Change 977644 merged by jenkins-bot:

[operations/mediawiki-config@master] GrowthExperiments: enable frontend for 15th round of wikis

https://gerrit.wikimedia.org/r/977644

Mentioned in SAL (#wikimedia-operations) [2023-11-27T14:10:22Z] <urbanecm@deploy2002> Started scap: Backport for [[gerrit:977644|GrowthExperiments: enable frontend for 15th round of wikis (T308141)]], [[gerrit:975378|zghwiki: add timezone, wgSitename (T350241)]], [[gerrit:975376|bbcwiki: add timezone, wgSitename (T350373)]]

Mentioned in SAL (#wikimedia-operations) [2023-11-27T14:11:36Z] <urbanecm@deploy2002> sgimeno and anzx and urbanecm: Backport for [[gerrit:977644|GrowthExperiments: enable frontend for 15th round of wikis (T308141)]], [[gerrit:975378|zghwiki: add timezone, wgSitename (T350241)]], [[gerrit:975376|bbcwiki: add timezone, wgSitename (T350373)]] synced to the testservers (https://wikitech.wikimedia.org/wiki/Mwdebug)

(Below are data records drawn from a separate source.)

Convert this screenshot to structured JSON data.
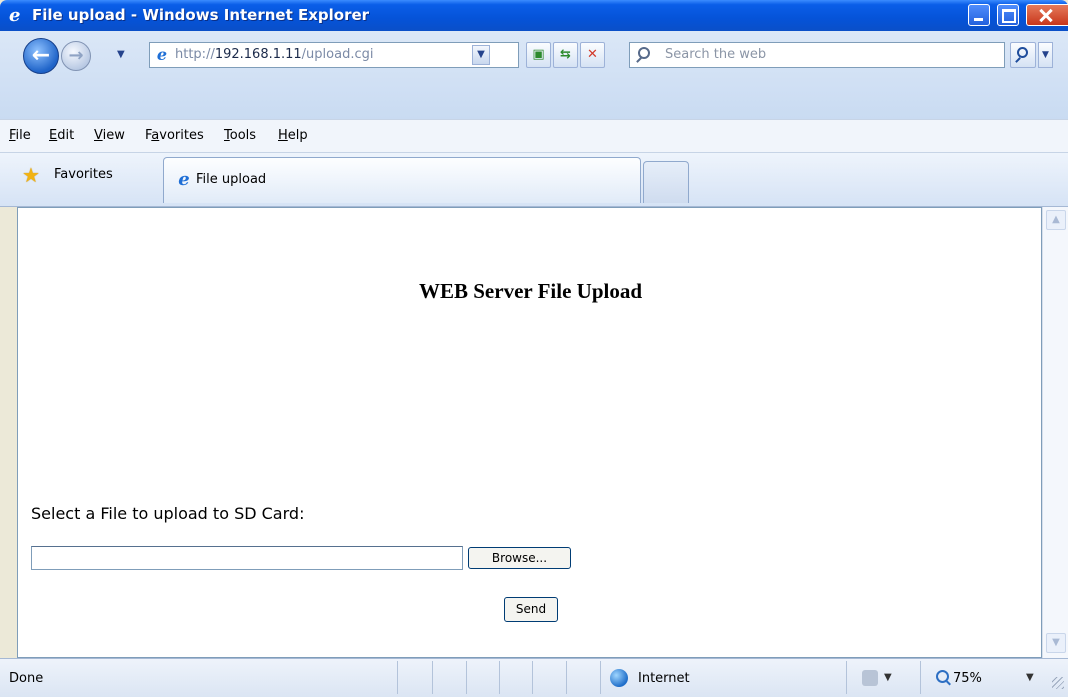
{
  "window": {
    "title": "File upload - Windows Internet Explorer"
  },
  "navigation": {
    "address": {
      "scheme": "http://",
      "host": "192.168.1.11",
      "path": "/upload.cgi"
    },
    "search": {
      "placeholder": "Search the web"
    }
  },
  "menubar": {
    "items": [
      {
        "accel": "F",
        "rest": "ile"
      },
      {
        "accel": "E",
        "rest": "dit"
      },
      {
        "accel": "V",
        "rest": "iew"
      },
      {
        "pre": "F",
        "accel": "a",
        "rest": "vorites"
      },
      {
        "accel": "T",
        "rest": "ools"
      },
      {
        "accel": "H",
        "rest": "elp"
      }
    ]
  },
  "favorites_bar": {
    "favorites_label": "Favorites",
    "tab_label": "File upload"
  },
  "page": {
    "heading": "WEB Server File Upload",
    "select_label": "Select a File to upload to SD Card:",
    "file_value": "",
    "browse_label": "Browse...",
    "send_label": "Send"
  },
  "statusbar": {
    "status": "Done",
    "zone": "Internet",
    "zoom": "75%"
  },
  "icons": {
    "ie_logo": "ie-logo-icon",
    "back": "back-arrow-icon",
    "forward": "forward-arrow-icon",
    "search": "search-icon",
    "favorites": "star-icon",
    "zone": "globe-icon",
    "zoom": "zoom-icon"
  },
  "colors": {
    "titlebar": "#0553d8",
    "close_button": "#c8361b",
    "chrome": "#d6e3f5"
  }
}
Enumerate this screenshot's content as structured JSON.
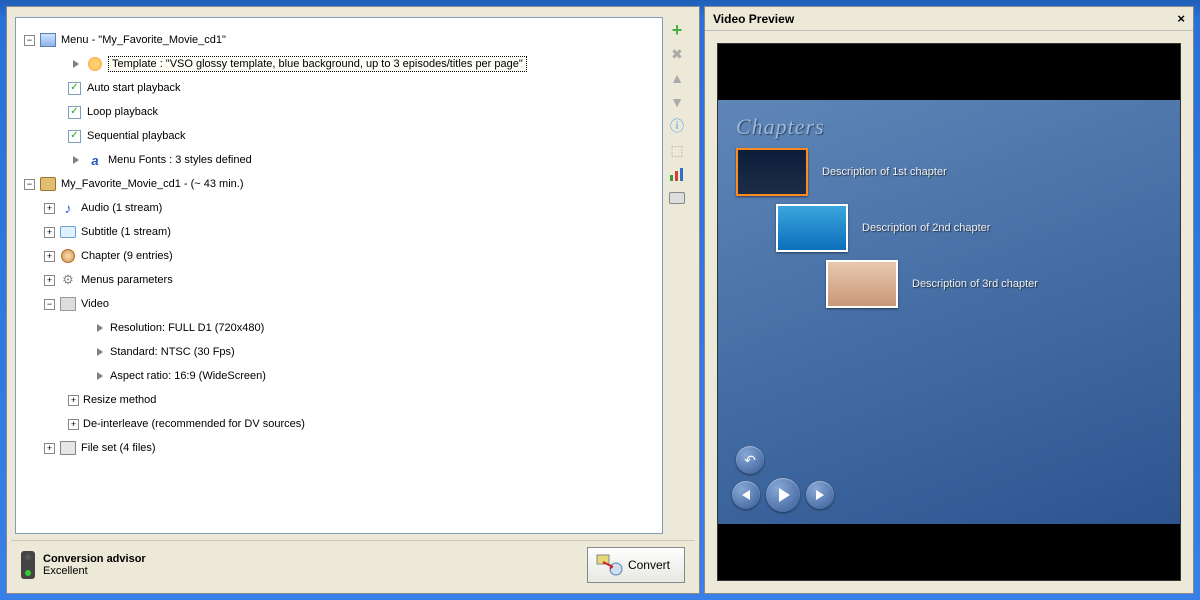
{
  "right": {
    "title": "Video Preview",
    "chapters_title": "Chapters",
    "chapters": [
      {
        "desc": "Description of 1st chapter"
      },
      {
        "desc": "Description of 2nd chapter"
      },
      {
        "desc": "Description of 3rd chapter"
      }
    ]
  },
  "advisor": {
    "title": "Conversion advisor",
    "status": "Excellent"
  },
  "convert_label": "Convert",
  "tree": {
    "menu_label": "Menu - \"My_Favorite_Movie_cd1\"",
    "template_label": "Template : \"VSO glossy template, blue background, up to 3 episodes/titles per page\"",
    "auto_start": "Auto start playback",
    "loop": "Loop playback",
    "sequential": "Sequential playback",
    "menu_fonts": "Menu Fonts : 3 styles defined",
    "movie_label": "My_Favorite_Movie_cd1 - (~ 43 min.)",
    "audio": "Audio (1 stream)",
    "subtitle": "Subtitle (1 stream)",
    "chapter": "Chapter (9 entries)",
    "menus_params": "Menus parameters",
    "video": "Video",
    "resolution": "Resolution: FULL D1 (720x480)",
    "standard": "Standard: NTSC (30 Fps)",
    "aspect": "Aspect ratio: 16:9 (WideScreen)",
    "resize": "Resize method",
    "deinterleave": "De-interleave (recommended for DV sources)",
    "fileset": "File set (4 files)"
  }
}
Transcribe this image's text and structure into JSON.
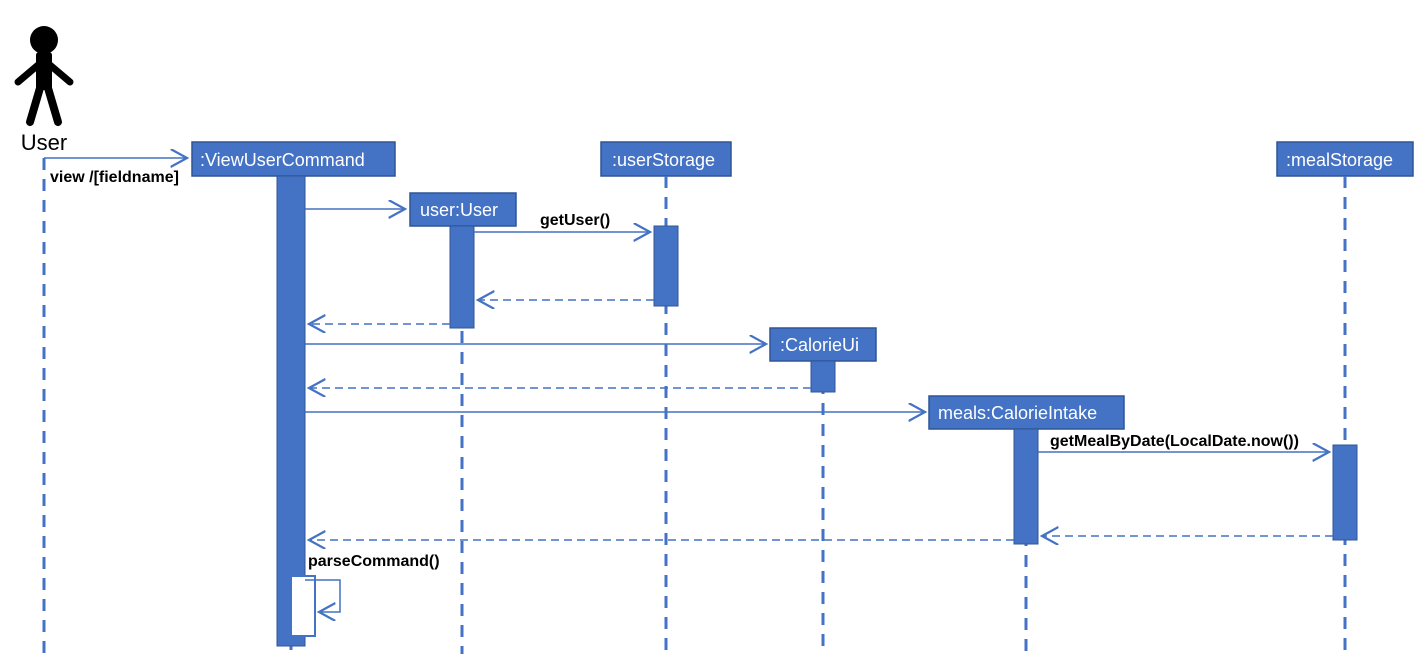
{
  "actor": {
    "label": "User"
  },
  "participants": {
    "viewUserCommand": ":ViewUserCommand",
    "userUser": "user:User",
    "userStorage": ":userStorage",
    "calorieUi": ":CalorieUi",
    "mealsCalorieIntake": "meals:CalorieIntake",
    "mealStorage": ":mealStorage"
  },
  "messages": {
    "viewFieldname": "view /[fieldname]",
    "getUser": "getUser()",
    "getMealByDate": "getMealByDate(LocalDate.now())",
    "parseCommand": "parseCommand()"
  }
}
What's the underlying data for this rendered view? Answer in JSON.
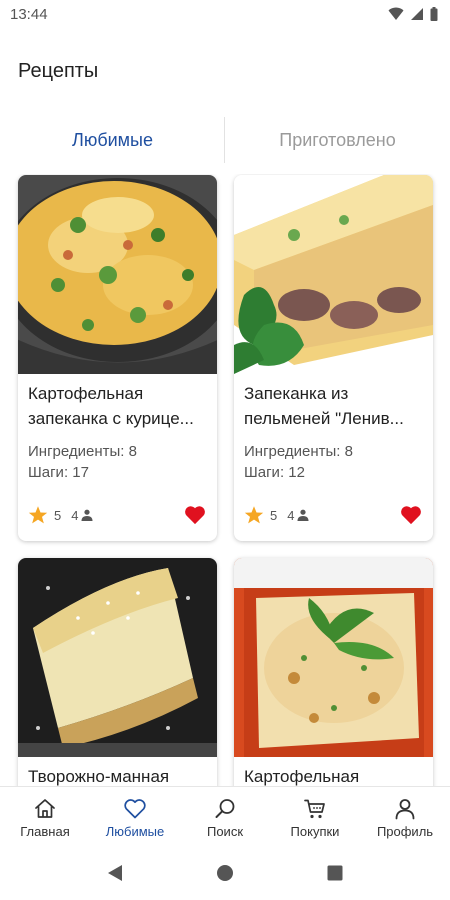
{
  "status_bar": {
    "time": "13:44"
  },
  "header": {
    "title": "Рецепты"
  },
  "tabs": [
    {
      "label": "Любимые",
      "active": true
    },
    {
      "label": "Приготовлено",
      "active": false
    }
  ],
  "recipes": [
    {
      "title": "Картофельная запеканка с курице...",
      "ingredients": "Ингредиенты: 8",
      "steps": "Шаги: 17",
      "rating": "5",
      "people": "4",
      "favorite": true
    },
    {
      "title": "Запеканка из пельменей \"Ленив...",
      "ingredients": "Ингредиенты: 8",
      "steps": "Шаги: 12",
      "rating": "5",
      "people": "4",
      "favorite": true
    },
    {
      "title": "Творожно-манная",
      "ingredients": "",
      "steps": "",
      "rating": "",
      "people": "",
      "favorite": true
    },
    {
      "title": "Картофельная",
      "ingredients": "",
      "steps": "",
      "rating": "",
      "people": "",
      "favorite": true
    }
  ],
  "bottom_nav": [
    {
      "label": "Главная",
      "icon": "home-icon",
      "active": false
    },
    {
      "label": "Любимые",
      "icon": "heart-icon",
      "active": true
    },
    {
      "label": "Поиск",
      "icon": "search-icon",
      "active": false
    },
    {
      "label": "Покупки",
      "icon": "cart-icon",
      "active": false
    },
    {
      "label": "Профиль",
      "icon": "profile-icon",
      "active": false
    }
  ],
  "colors": {
    "accent": "#1f4fa0",
    "favorite": "#e0111f",
    "star": "#f5a623",
    "inactive_tab": "#9a9a9a"
  }
}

Mentioned in SAL (#wikimedia-operations) [2023-11-27T14:21:45Z] <urbanecm@deploy2002> Finished scap: Backport for [[gerrit:977644|GrowthExperiments: enable frontend for 15th round of wikis (T308141)]], [[gerrit:975378|zghwiki: add timezone, wgSitename (T350241)]], [[gerrit:975376|bbcwiki: add timezone, wgSitename (T350373)]] (duration: 11m 23s)

Checked some wikis from the list - all looks as expected. Leaving the task in the Test in Production columns to monitor it during this week.